Petition launched to change EU’s stance on gene editing

A petition has been launched urging Brussels to address outdated legislation on plant breeding, to enable Europe to benefit from new techniques such as gene editing.
Grow Scientific Progress (GSP) is a group of master’s-level students from eight EU countries who want the EU to distinguish between new plant-breeding techniques (NPBTs) and genetic modification.
The European Court of Justice ruled last summer (2018) that gene editing should be subject to the same regulatory framework as genetic modification.
See also: The future of food production: 3D printing and gene-editing
But the GSP group argues this position results in an implicit ban of new plant breeding techniques and any risk assessments should be based on the product, not the technique used to produce it.

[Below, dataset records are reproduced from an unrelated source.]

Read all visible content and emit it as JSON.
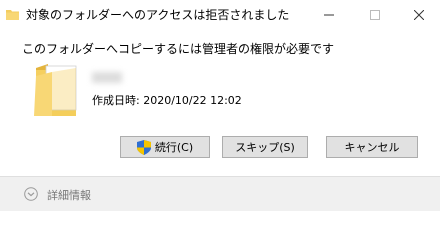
{
  "window": {
    "title": "対象のフォルダーへのアクセスは拒否されました",
    "icons": {
      "app": "folder-icon",
      "minimize": "minimize-icon",
      "maximize": "maximize-icon",
      "close": "close-icon"
    }
  },
  "dialog": {
    "message": "このフォルダーへコピーするには管理者の権限が必要です",
    "item": {
      "icon": "folder-icon",
      "date_line": "作成日時: 2020/10/22 12:02"
    }
  },
  "buttons": {
    "continue_label": "続行(C)",
    "continue_icon": "uac-shield-icon",
    "skip_label": "スキップ(S)",
    "cancel_label": "キャンセル"
  },
  "footer": {
    "details_label": "詳細情報",
    "details_icon": "chevron-down-circle-icon"
  },
  "colors": {
    "folder": "#f3cd60",
    "shield_blue": "#2f6fd2",
    "shield_yellow": "#f5c400",
    "button_bg": "#e1e1e1",
    "footer_bg": "#f0f0f0"
  }
}
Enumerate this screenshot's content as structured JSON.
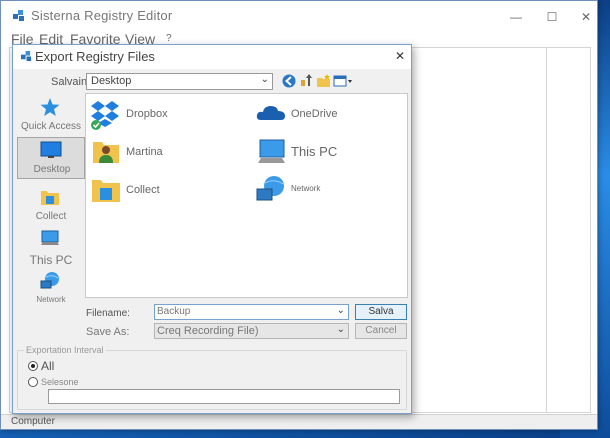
{
  "main_window": {
    "title": "Sisterna Registry Editor",
    "menu": [
      "File",
      "Edit",
      "Favorite",
      "View",
      "?"
    ],
    "controls": {
      "minimize": "—",
      "maximize": "☐",
      "close": "✕"
    },
    "status": "Computer"
  },
  "dialog": {
    "title": "Export Registry Files",
    "close": "✕",
    "save_in_label": "Salvain",
    "save_in_value": "Desktop",
    "places": [
      {
        "label": "Quick Access",
        "icon": "star-icon"
      },
      {
        "label": "Desktop",
        "icon": "desktop-icon"
      },
      {
        "label": "Collect",
        "icon": "library-icon"
      },
      {
        "label": "This PC",
        "icon": "computer-icon"
      },
      {
        "label": "Network",
        "icon": "network-icon"
      }
    ],
    "files": [
      {
        "label": "Dropbox",
        "icon": "dropbox-icon"
      },
      {
        "label": "OneDrive",
        "icon": "onedrive-icon"
      },
      {
        "label": "Martina",
        "icon": "user-folder-icon"
      },
      {
        "label": "This PC",
        "icon": "computer-icon"
      },
      {
        "label": "Collect",
        "icon": "library-icon"
      },
      {
        "label": "Network",
        "icon": "network-icon"
      }
    ],
    "filename_label": "Filename:",
    "filename_value": "Backup",
    "save_as_label": "Save As:",
    "save_as_value": "Creq Recording File)",
    "save_button": "Salva",
    "cancel_button": "Cancel",
    "interval_legend": "Exportation Interval",
    "option_all": "All",
    "option_selected": "Selesone",
    "branch_value": ""
  },
  "colors": {
    "desktop": "#1565b8",
    "accent": "#3c7fb1",
    "folder": "#f0c44c"
  }
}
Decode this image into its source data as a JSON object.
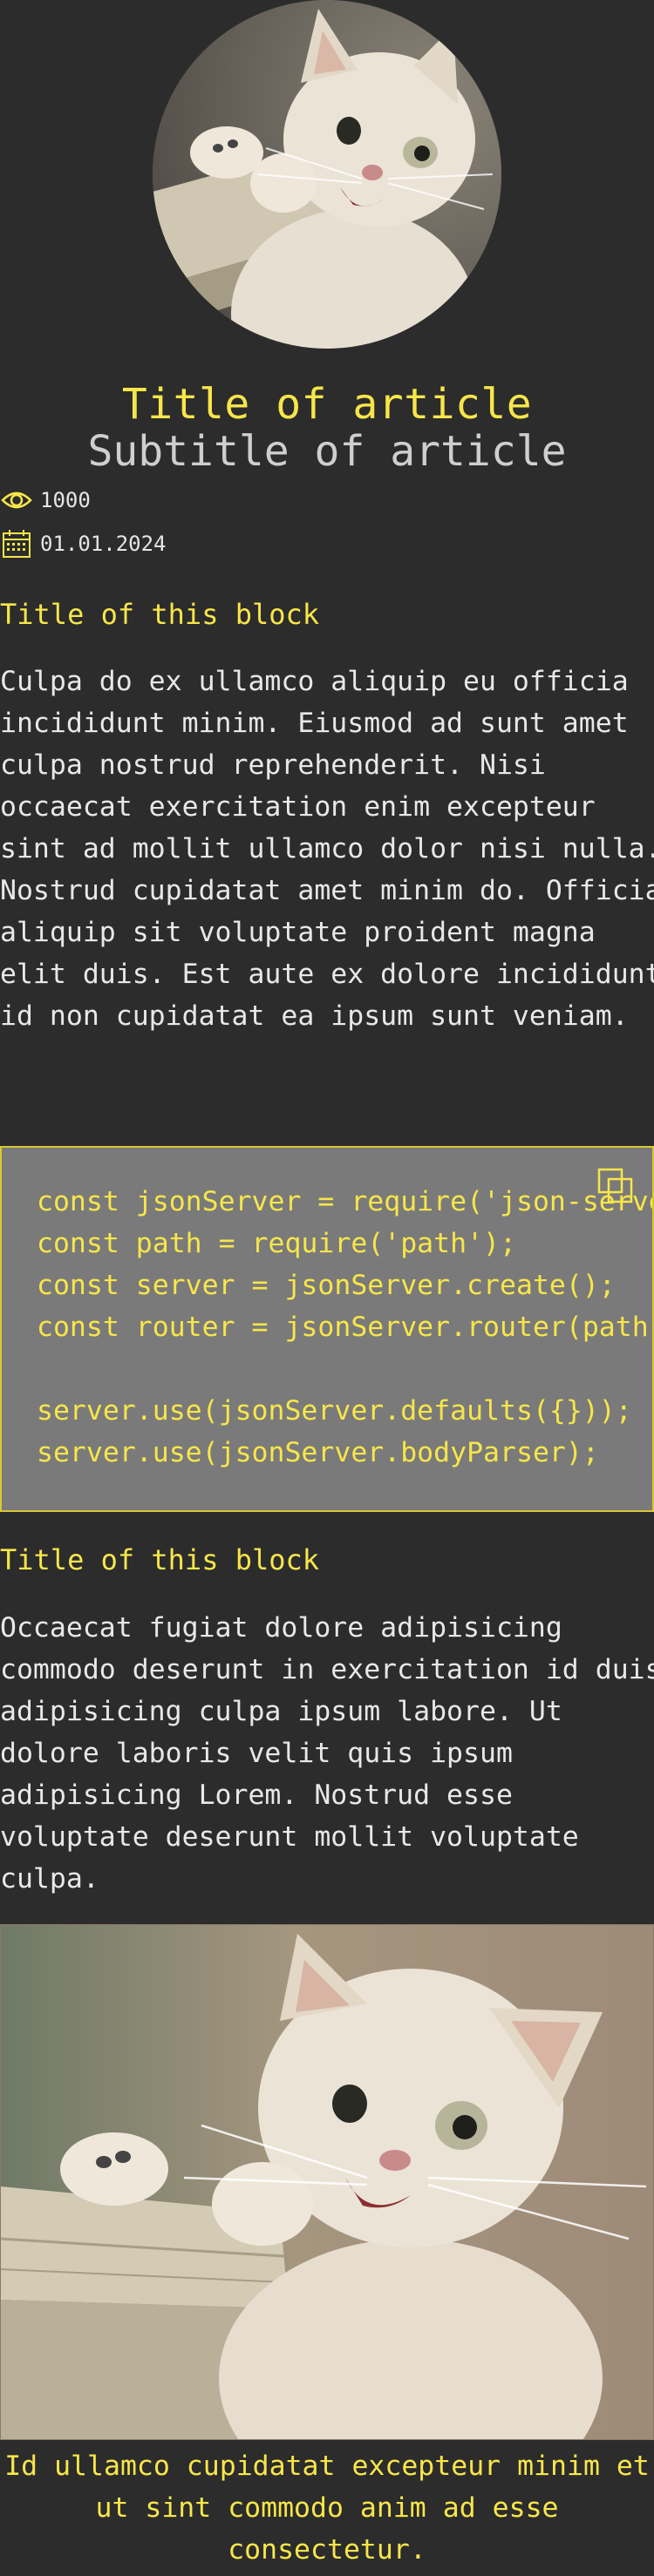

“These new techniques are valuable tools for breeding more resilient crops, with less resources and in less time: a much-needed advancement in times of climate change and prospected food insecurity – and thus something we simply cannot afford to miss out on,” says the group.
Clear distinction
The GSP petition, which can be found on the European Citizen’s Initiative website and is open for UK citizens to sign, proposes the EU draws a clear distinction between NPBTs and conventional GM products.
Traditional GMOs are living organisms whose genetic material has been artificially modified in a way that could not have occurred through natural breeding with the same or a similar species.
Targeted-method NPBTs are methods developed in the past decade that are used to breed new plant varieties by carefully changing the genetic material of seeds or plant cells in a targeted way, instead of relying – as is the case in traditional plant breeding – on random mutations.
Scientists argue that gene editing is faster and more accurate, but results in an end product identical and indistinguishable from those developed by conventional breeding.
European Commission
Grow Scientific Progress is seeking 1m signatures to its petition, which, under the terms of the European Citizens’ Initiative, would force the EU Commission to at least consider its proposal.
In a speech made in June 2019, the European health and food safety commissioner, Vytenis Andriukaitis, said he personally regretted that such techniques were not being used to their full potential.
Europe’s stance on GM crops and gene editing was also put in the spotlight during Boris Johnson’s first speech as prime minister, when he pledged a shake-up post Brexit.
“Let’s liberate the UK’s extraordinary bioscience sector from anti-GM rules. Let’s develop the blight-resistant crops that will feed the world,” he said.
A change of approach in Brussels would make it easier for the UK to change its rules post Brexit without meeting trade restrictions imposed by the EU.
Survey results
A survey commissioned by the European Food Safety Authority, involving 27,655 people across 28 member states, does point to European consumers being less concerned about GMs than they used to be.
The survey results, first published in June, show that the misuse of antibiotics, hormones and steroids in farm animals is now a greater concern that GM technology.
Only 27% of respondents were concerned about the genetically modified ingredients in food and drinks, compared with about 66% when the survey was last carried out in 2010.